• The old PHCN workers should not force themselves on the new power companies
Old habits, they say, die hard. That is perhaps the best way to describe the latest but needless tussle between members of staff of the defunct Power Holdings Company of Nigeria (PHCN) and the new owners of the entities. This time around, it is the workers making the stunt, with their resistance to the move by the new owners to shed excess weight. These workers, if we may recall, had collected their severance packages under the mutually agreed terms of settlement; the terms also set six months as cut-off date for the new investors to review the status of staff to determine their requirement. The workers, as it appears, would rather have it their way by holding on to the jobs even if the new business owners do not need their services.
We do not see the issues as anything but cut and dried. Were the issues about the government reneging on their obligations to these workers, their case would certainly have merit, not only deserving of sympathy but our understanding. Our understanding is that the parties – the Federal Government represented by the Bureau for Public Enterprises (BPE) and the powerful electricity workers union have gone beyond this stage. Overall, a whopping N380 billion is on record to have been paid to the workers after negotiations that were as painstaking as tortuous for the parties. We also understand that the success of the process was what made the handover of the companies possible.
As it is, the bone of contention appears to be the question of the obligations of the new owners to these workers after the expiration of the six-month contract. Surely, the workers could not now feign ignorance about the implications of the deregulation of the power sector, both in terms of the changed landscape for service delivery and also in terms of the number of redundancies that would inevitably follow. This was after all the basis of their insistence on collecting every dime due to them before the new investors could take over. Any suggestion therefore to the contrary at this stage would smack of bad faith – or dishonesty.
None of the choices, we daresay, includes the narrow self-seeking path being championed by the workers. After eating their cake, the workers cannot be seen to be seeking to have it back. We cannot understand, for instance, why the same workers that delivered ‘crazy bills’ to Nigerians for decades would be wondering why same has not disappeared barely six months after the new investors took over.
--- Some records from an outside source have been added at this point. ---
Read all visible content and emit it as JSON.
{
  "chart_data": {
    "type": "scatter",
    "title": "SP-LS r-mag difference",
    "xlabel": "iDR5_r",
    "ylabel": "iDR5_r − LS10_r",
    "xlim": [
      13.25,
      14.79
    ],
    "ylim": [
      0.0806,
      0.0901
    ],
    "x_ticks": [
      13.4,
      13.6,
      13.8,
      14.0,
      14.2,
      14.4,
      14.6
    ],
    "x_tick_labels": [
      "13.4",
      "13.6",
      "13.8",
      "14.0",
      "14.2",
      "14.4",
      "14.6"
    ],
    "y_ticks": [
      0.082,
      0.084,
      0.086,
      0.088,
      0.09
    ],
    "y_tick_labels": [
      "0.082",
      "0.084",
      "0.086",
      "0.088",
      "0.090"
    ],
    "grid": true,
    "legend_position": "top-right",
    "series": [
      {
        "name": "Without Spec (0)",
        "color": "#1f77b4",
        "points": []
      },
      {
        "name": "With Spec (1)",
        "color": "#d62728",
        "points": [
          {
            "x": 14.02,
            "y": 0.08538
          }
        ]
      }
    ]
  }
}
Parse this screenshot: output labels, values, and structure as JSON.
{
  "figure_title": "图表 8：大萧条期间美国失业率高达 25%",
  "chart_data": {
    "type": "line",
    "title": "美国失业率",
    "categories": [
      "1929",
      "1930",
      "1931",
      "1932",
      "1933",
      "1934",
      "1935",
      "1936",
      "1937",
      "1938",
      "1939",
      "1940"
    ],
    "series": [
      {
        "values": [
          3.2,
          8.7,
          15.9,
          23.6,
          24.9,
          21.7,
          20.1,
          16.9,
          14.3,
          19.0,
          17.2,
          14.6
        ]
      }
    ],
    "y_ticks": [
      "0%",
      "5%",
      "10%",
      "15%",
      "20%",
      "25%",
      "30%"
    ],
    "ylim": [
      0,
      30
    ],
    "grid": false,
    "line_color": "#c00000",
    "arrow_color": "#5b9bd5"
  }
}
Just as we wonder why the Nigeria Labour Congress (NLC) that had all the while known that PHCN had casual workers for over 10 years would now be clamouring for retirement packages for them.
All said, we disagree that the new investors have any fresh obligations to retain any staff considered surplus to their requirements. That, obviously would go against the grain of the privatisation exercise. More than that, it is the surest path to consolidating the ancien regime of poor work ethics, poor service delivery, and corruption. Forcing the old, surplus hands on the new operators would certainly be akin to putting new wine in old wineskins. The idea of using their numbers to intimidate the rest of Nigerians must equally be seen as deplorable and archaic. If they have any issues, they should be sorted out with the government. Anything to the contrary would be seen as an attempt to entrench themselves in the system.
Clearly, the dwindling fortunes experienced in the sector in recent time have made the choices facing the nation rather limited. Top among the choices is the need to get the new investors to ramp up services and hence fulfill the yearnings and aspirations of Nigerians who have come to see the privatisation exercise as the long-awaited answer to the sector’s woes. They need to invest in new equipment and human capital; we expect to see injection of fresh blood into the system to replace the old, aging workforce, to move gingerly in the direction of enthroning the electricity consumer as king.